Она была одновременно воспоминание и будущее: то есть путы и узы. Я не хотел этого.

Я изгнал ее не только из своего бытия, но из окружающего меня мира. Флоранс больше не существовала на этом свете: существовал только я и моя неистовость.

Девицы менялись — и каждый вечер у меня была новая. Одни — обычные и вульгарные. Другие могли претендовать на восхищение. Но, разумеется, даже самая красивая не могла и приближенно сравниться с Флоранс ни совершенством черт и тела, ни диким и изобретательным стремлением к удовольствию.

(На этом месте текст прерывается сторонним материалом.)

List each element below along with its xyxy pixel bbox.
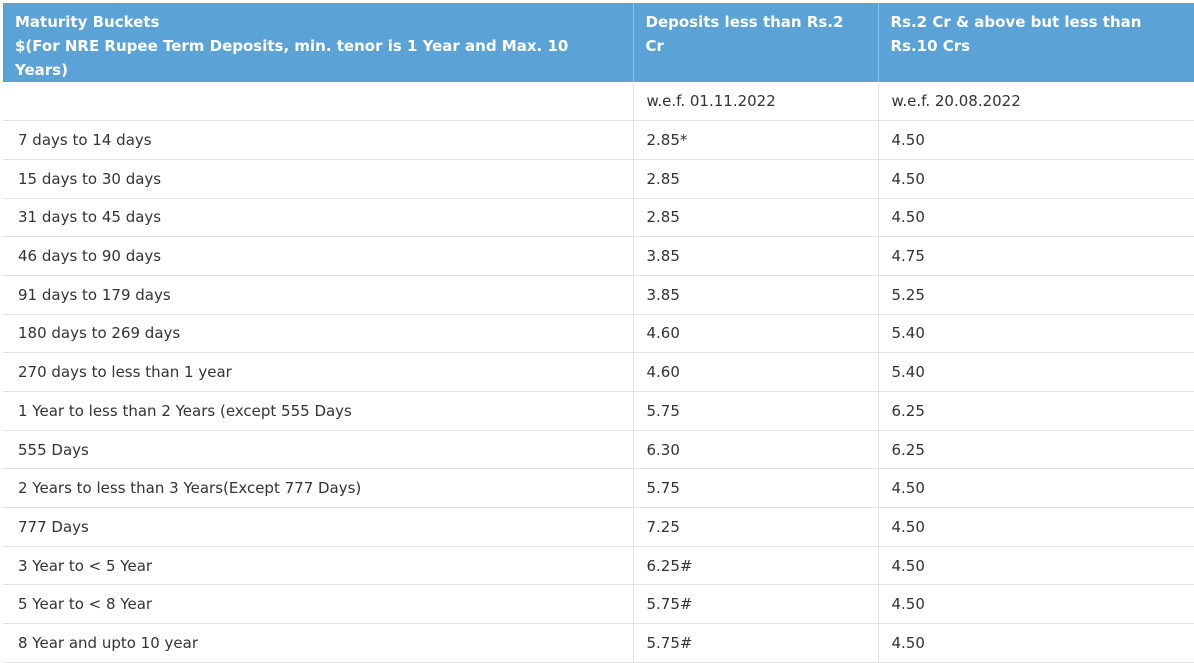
header-maturity-buckets: Maturity Buckets $(For NRE Rupee Term De… xyxy=(3,3,634,82)
maturity-bucket-cell: 7 days to 14 days xyxy=(3,120,634,160)
table-row: 15 days to 30 days 2.85 4.50 xyxy=(3,159,1194,199)
rate-lt-2cr-cell: 4.60 xyxy=(633,314,879,354)
table-row: 2 Years to less than 3 Years(Except 777 … xyxy=(3,468,1194,509)
maturity-bucket-cell: 5 Year to < 8 Year xyxy=(3,584,634,625)
maturity-bucket-cell: 46 days to 90 days xyxy=(3,236,634,276)
maturity-bucket-cell: 31 days to 45 days xyxy=(3,198,634,238)
rate-2cr-to-10cr-cell: 5.40 xyxy=(878,352,1194,392)
table-row: 7 days to 14 days 2.85* 4.50 xyxy=(3,120,1194,160)
table-row: 1 Year to less than 2 Years (except 555 … xyxy=(3,391,1194,431)
rate-2cr-to-10cr-cell: 4.75 xyxy=(878,236,1194,276)
interest-rate-table: Maturity Buckets $(For NRE Rupee Term De… xyxy=(3,3,1194,663)
rate-lt-2cr-cell: 4.60 xyxy=(633,352,879,392)
table-row: 31 days to 45 days 2.85 4.50 xyxy=(3,198,1194,238)
rate-2cr-to-10cr-cell: 5.25 xyxy=(878,275,1194,315)
rate-2cr-to-10cr-cell: 4.50 xyxy=(878,198,1194,238)
rate-lt-2cr-cell: 7.25 xyxy=(633,507,879,547)
rate-2cr-to-10cr-cell: 4.50 xyxy=(878,584,1194,625)
table-header: Maturity Buckets $(For NRE Rupee Term De… xyxy=(3,3,1194,82)
maturity-bucket-cell: 555 Days xyxy=(3,430,634,470)
table-row: 555 Days 6.30 6.25 xyxy=(3,430,1194,470)
rate-lt-2cr-cell: 5.75# xyxy=(633,623,879,663)
effective-date-lt-2cr: w.e.f. 01.11.2022 xyxy=(633,82,879,122)
maturity-bucket-cell: 3 Year to < 5 Year xyxy=(3,546,634,586)
rate-lt-2cr-cell: 3.85 xyxy=(633,275,879,315)
header-maturity-title: Maturity Buckets xyxy=(15,13,160,31)
rate-2cr-to-10cr-cell: 6.25 xyxy=(878,391,1194,431)
rate-lt-2cr-cell: 6.30 xyxy=(633,430,879,470)
maturity-bucket-cell: 8 Year and upto 10 year xyxy=(3,623,634,663)
rate-2cr-to-10cr-cell: 4.50 xyxy=(878,159,1194,199)
effective-date-label xyxy=(3,82,634,122)
table-row: 5 Year to < 8 Year 5.75# 4.50 xyxy=(3,584,1194,625)
table-row: 91 days to 179 days 3.85 5.25 xyxy=(3,275,1194,315)
rate-lt-2cr-cell: 5.75 xyxy=(633,391,879,431)
header-row: Maturity Buckets $(For NRE Rupee Term De… xyxy=(3,3,1194,82)
table-row: 46 days to 90 days 3.85 4.75 xyxy=(3,236,1194,276)
rate-lt-2cr-cell: 3.85 xyxy=(633,236,879,276)
rate-lt-2cr-cell: 6.25# xyxy=(633,546,879,586)
rate-2cr-to-10cr-cell: 6.25 xyxy=(878,430,1194,470)
interest-rate-table-container: Maturity Buckets $(For NRE Rupee Term De… xyxy=(3,3,1194,663)
maturity-bucket-cell: 180 days to 269 days xyxy=(3,314,634,354)
maturity-bucket-cell: 15 days to 30 days xyxy=(3,159,634,199)
table-row: 270 days to less than 1 year 4.60 5.40 xyxy=(3,352,1194,392)
rate-lt-2cr-cell: 2.85 xyxy=(633,159,879,199)
rate-2cr-to-10cr-cell: 4.50 xyxy=(878,623,1194,663)
header-maturity-note: $(For NRE Rupee Term Deposits, min. teno… xyxy=(15,37,569,79)
table-row: 777 Days 7.25 4.50 xyxy=(3,507,1194,547)
table-body: w.e.f. 01.11.2022 w.e.f. 20.08.2022 7 da… xyxy=(3,82,1194,663)
rate-lt-2cr-cell: 2.85* xyxy=(633,120,879,160)
rate-2cr-to-10cr-cell: 4.50 xyxy=(878,507,1194,547)
rate-lt-2cr-cell: 5.75# xyxy=(633,584,879,625)
header-deposits-lt-2cr: Deposits less than Rs.2 Cr xyxy=(633,3,879,82)
header-deposits-2cr-to-10cr: Rs.2 Cr & above but less than Rs.10 Crs xyxy=(878,3,1194,82)
rate-2cr-to-10cr-cell: 5.40 xyxy=(878,314,1194,354)
rate-lt-2cr-cell: 5.75 xyxy=(633,468,879,509)
table-row: 8 Year and upto 10 year 5.75# 4.50 xyxy=(3,623,1194,663)
rate-2cr-to-10cr-cell: 4.50 xyxy=(878,546,1194,586)
table-row: 180 days to 269 days 4.60 5.40 xyxy=(3,314,1194,354)
effective-date-row: w.e.f. 01.11.2022 w.e.f. 20.08.2022 xyxy=(3,82,1194,122)
maturity-bucket-cell: 1 Year to less than 2 Years (except 555 … xyxy=(3,391,634,431)
maturity-bucket-cell: 91 days to 179 days xyxy=(3,275,634,315)
rate-lt-2cr-cell: 2.85 xyxy=(633,198,879,238)
rate-2cr-to-10cr-cell: 4.50 xyxy=(878,120,1194,160)
maturity-bucket-cell: 777 Days xyxy=(3,507,634,547)
rate-2cr-to-10cr-cell: 4.50 xyxy=(878,468,1194,509)
maturity-bucket-cell: 2 Years to less than 3 Years(Except 777 … xyxy=(3,468,634,509)
maturity-bucket-cell: 270 days to less than 1 year xyxy=(3,352,634,392)
table-row: 3 Year to < 5 Year 6.25# 4.50 xyxy=(3,546,1194,586)
effective-date-2cr-to-10cr: w.e.f. 20.08.2022 xyxy=(878,82,1194,122)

И все же в моих глазах они имели больше преимуществ, чем метиска.

Потребность в новом, пошлое тщеславие ночных побед недостаточны для того, чтобы объяснить эту игру, в которой я сам себя обманывал.

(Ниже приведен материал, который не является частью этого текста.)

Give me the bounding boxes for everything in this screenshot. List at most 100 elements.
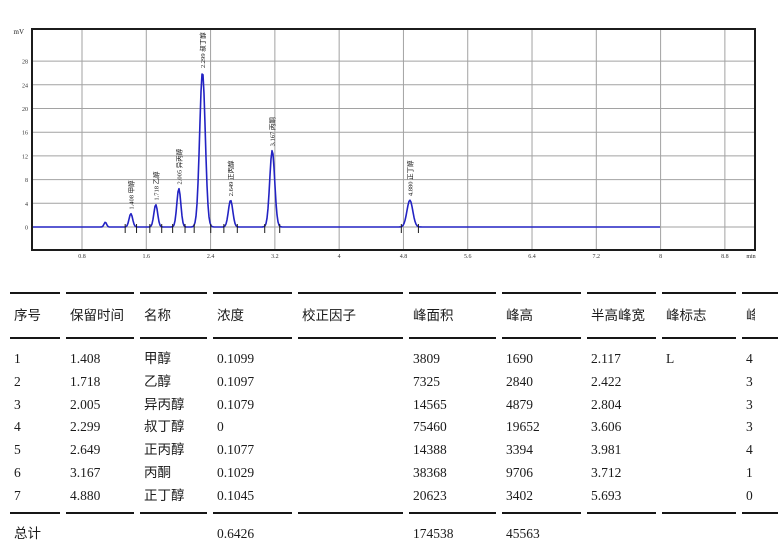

Несомненно, что если бы Флоранс сохранила для меня некоторую загадку, она удержала бы меня дольше, — а под загадкой я понимаю ту одежду, ту маску, вечно ложную, вечно искусственную и придуманную, в которую наше воображение одевает женщин, к которым оно стремится.

Если бы Флоранс на самом деле была любовницей сэра Арчибальда, если бы, как я предполагал, до того как узнал настоящую суть, непонятные обязательства, единство порока и крови связывали ее с Ван Беком, если бы, отдавшись, она сохранила ко мне невозмутимость идола, я продолжал бы находить ее привлекательной и достойной моих хлопот.

Но она даровала мне свою любовь так непосредственно! Ее нетронутое тело отдалось мне так легко! Ничего больше неясного, смутного, преступного не веяло вокруг этого лица, так неожиданно обнаженного. Чистота совсем нового сердца, цветок до сих пор чистой плоти, сияние существа, стоящего на пороге жизни, все это — что, несомненно, и есть истинная загадочность — все это казалось мне тогда бесполезным.

Что было мне нужно, — я хорошо понимаю, — так это плохая литература.

А таким товаром девицы из ночных заведений и дамы из общества торговали умело.

XVI

Однажды вечером тем не менее их помощь ускользнула.

Я уже не помню, почему жена одного американского экспортера не могла провести со мной ночь у себя дома, как это было условлено. То ли муж ее вернулся из путешествия по Китаю раньше, чем она ожидала, то ли прибытие английской канонерки, капитан которой был очень молод и красив, стали главной причиной этого неожиданного отказа? Впрочем, неважно.

Итак, я вынужден был попытать счастья в ночных заведениях. Но из одного из них я бежал, так как там был Боб: молчаливый договор заставлял уступать место прибывшему первым. В другом я уже знал всех поголовно, в третьем все девочки были заняты. В последнем я уже оказался слишком пьян и мои буйные выходки испугали всех вплоть до русских девиц, обслуживающих бар, которые, к слову сказать, привыкли к развязным мужчинам.

Но мне было необходимо общество женщины. Алкоголь разжигал эту потребность.

Не имея никого в своем распоряжении, я вспомнил о Флоранс.


В то время как нанятый автомобиль вез меня к набережной реки, к отелю, в котором жили метиска и сэр Арчибальд, я вспомнил о боязливых предостережениях, сэра Арчибальда. Я даже вспомнил его слова: „Ван Бек хочет проверить. Он не тот человек, который покупает вслепую".

Но если память моя была в порядке, то до меня не доходило, что эти слова должны были бы удержать меня.

„Поскольку приходится выслушивать болтунов и трусов, — сказал я себе, — становишься похожим на них!"

Это была единственная мысль, на которую оказалась способна моя помутившаяся от опьянения голова.

Однако верное объяснение нетрудно было найти.

Пока я не испытывал никакого желания увидеть Флоранс, опасение ее отца я считал разумным. Оно показалось мне абсурдным с той минуты, как вследствие неудачной охоты метиска стала для меня необходимой компенсацией.

„Ван Бек… Ван Бек…" — шептал я, пожимая плечами.

Я был уже в том состоянии, когда, жестикулируя, разговариваешь сам с собой.

„Ван Бек все же не китайский император! И даже китайский император не сможет мне помешать закончить эту ночь с Флоранс! Она меня любит, и слишком долго я оставлял ее без внимания".

Чем больше приближался я к цели своей поездки, тем больше забывал, что ехал к метиске, не сумев найти другую женщину, и тем больше я ее хотел.

Радость, которую она испытает от моего ночного визита, — в этом я был уверен, — гарантия оказаться в кровати, где меня ожидает, я знал, несравненное тело, доверчивое и сладострастное одновременно, обещание сильного и разделенного наслаждения, — все это вызывало у меня совершенно новую, обновленную страсть к Флоранс.